One major trend has been the move to cloud and IP-based technologies, which provide more flexibility and make it easier to quickly spin up or down new services. CNN Washington, D.C., bureau chief Sam Feist noted that the network’s recent push to deploy newer cloud and IP-infrastructures allowed it to have people running control room operations from home when the pandemic hit.

“It’s been a monumental undertaking by engineering and operations teams that has allowed production teams to work from home, but that has been how we’ve been producing our coverage since the end of March,” he said.

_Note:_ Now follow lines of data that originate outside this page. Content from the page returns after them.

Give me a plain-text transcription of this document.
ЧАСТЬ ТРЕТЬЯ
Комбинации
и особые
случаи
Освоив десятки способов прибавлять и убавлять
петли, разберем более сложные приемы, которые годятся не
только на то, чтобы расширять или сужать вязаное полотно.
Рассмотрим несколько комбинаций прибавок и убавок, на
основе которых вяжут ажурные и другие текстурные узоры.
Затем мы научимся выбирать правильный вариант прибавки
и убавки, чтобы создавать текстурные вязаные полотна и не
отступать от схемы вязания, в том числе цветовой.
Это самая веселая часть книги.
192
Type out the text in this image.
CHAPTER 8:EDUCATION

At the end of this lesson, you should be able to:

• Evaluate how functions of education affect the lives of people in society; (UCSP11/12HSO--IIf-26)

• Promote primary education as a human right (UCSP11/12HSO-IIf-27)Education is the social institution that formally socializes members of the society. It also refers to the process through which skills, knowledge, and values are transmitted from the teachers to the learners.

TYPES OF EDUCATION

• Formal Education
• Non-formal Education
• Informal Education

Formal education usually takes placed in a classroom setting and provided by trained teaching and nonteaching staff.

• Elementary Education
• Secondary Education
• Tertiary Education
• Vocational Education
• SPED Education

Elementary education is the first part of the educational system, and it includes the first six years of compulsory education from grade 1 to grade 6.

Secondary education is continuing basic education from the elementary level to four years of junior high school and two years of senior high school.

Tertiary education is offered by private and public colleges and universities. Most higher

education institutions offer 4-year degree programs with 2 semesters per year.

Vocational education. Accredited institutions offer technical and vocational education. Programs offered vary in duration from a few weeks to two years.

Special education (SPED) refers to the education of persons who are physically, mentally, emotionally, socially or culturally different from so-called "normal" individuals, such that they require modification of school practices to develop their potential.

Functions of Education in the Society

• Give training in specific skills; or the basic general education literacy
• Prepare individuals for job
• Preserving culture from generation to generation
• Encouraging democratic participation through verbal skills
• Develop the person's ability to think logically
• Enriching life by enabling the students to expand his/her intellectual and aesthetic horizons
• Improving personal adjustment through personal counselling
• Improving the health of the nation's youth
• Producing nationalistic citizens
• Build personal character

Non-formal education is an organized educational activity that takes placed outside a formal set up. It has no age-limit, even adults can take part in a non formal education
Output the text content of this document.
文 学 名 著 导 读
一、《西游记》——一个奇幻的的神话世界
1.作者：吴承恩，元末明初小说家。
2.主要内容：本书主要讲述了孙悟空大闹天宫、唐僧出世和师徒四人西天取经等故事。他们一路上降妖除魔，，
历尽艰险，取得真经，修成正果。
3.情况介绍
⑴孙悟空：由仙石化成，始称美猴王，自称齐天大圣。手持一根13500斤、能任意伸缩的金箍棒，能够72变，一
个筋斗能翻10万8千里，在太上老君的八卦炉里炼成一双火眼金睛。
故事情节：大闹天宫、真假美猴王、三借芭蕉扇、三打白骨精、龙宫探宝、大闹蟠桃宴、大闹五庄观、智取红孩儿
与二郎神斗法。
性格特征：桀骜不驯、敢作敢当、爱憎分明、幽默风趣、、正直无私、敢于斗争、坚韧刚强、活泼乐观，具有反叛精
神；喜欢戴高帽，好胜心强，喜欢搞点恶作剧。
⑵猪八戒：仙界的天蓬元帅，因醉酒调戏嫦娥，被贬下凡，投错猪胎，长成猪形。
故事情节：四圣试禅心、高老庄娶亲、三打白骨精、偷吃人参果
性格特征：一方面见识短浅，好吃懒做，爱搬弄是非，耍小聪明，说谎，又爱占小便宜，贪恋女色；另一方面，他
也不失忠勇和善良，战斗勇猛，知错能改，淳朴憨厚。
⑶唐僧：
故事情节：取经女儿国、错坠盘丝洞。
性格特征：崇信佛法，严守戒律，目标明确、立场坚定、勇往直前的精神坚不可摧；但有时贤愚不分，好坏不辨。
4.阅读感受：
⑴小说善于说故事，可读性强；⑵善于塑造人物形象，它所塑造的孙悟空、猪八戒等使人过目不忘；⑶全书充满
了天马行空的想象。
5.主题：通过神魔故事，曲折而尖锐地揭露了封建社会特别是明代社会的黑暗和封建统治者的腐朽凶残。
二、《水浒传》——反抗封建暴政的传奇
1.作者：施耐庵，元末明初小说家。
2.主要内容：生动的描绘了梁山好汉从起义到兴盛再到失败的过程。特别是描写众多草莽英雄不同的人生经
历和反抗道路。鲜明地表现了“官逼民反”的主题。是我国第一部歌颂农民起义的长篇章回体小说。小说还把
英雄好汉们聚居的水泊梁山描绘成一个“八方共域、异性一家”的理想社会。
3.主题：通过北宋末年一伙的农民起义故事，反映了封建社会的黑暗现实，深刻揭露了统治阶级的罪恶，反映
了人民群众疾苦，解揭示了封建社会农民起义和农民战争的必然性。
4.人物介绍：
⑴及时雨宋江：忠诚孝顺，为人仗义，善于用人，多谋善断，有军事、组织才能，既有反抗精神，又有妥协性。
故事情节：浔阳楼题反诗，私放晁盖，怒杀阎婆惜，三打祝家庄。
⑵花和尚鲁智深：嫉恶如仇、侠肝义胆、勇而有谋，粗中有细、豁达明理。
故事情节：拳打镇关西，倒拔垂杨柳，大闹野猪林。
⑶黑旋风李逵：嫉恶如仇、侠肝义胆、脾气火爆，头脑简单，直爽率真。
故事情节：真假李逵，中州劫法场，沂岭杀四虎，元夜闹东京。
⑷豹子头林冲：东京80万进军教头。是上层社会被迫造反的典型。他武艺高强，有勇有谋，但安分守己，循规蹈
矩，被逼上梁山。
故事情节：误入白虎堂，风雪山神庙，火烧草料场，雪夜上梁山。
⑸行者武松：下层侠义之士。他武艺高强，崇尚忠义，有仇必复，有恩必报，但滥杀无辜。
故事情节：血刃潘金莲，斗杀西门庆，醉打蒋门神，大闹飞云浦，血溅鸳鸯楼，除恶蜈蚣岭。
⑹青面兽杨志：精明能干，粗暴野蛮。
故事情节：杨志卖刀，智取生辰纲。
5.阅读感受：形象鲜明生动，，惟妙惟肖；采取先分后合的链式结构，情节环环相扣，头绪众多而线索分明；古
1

Feist will be speaking on the opening panel, “News Tech Under Fire” with senior executives from ABC News, the Associated Press and Quibi, discussing some of the major trends in the news business that are prompting a reexamination of the traditional technologies used to produce the news.

News You Can Use

The summit will also feature case studies designed to offer practical discussions of newer technologies and some of the opportunities these technologies offer news operations.

Nick Evansky, VP of technology and operations at NBC’s WCAU/WWSI Philadelphia, noted that the October 2018 completion of a new facility based on an internet protocol network has given the NBC and Telemundo stations a leg up in covering this year’s election. “Having things on a network with an IP address gives us a lot of flexibility in terms of configuring things differently or quickly adding new technologies or services,” he noted.

During the summit, executives and engineers at the NBCU Boston Media Center, which opened in January 2020, will discuss the new facility and explain how the deployment of an IP infrastructure and other new technologies are improving their operations.

The summit will also offer practical advice on coping with some of the problems created by digital media. For example, Hari Sreenivasan, anchor of PBS NewsHour Weekend and host of public television’s YouTube series Take on Fake, will offer practical tips and ideas for journalists trying to fact check information on social media and the web.

“We have a polluted information ecosystem where disinformation and misinformation were algorithmically elevated by social media platforms,” Sreenivasan said. “So we wanted to create some smart content [with the Take on Fake series] that can give people some tools to grapple with this information overload.”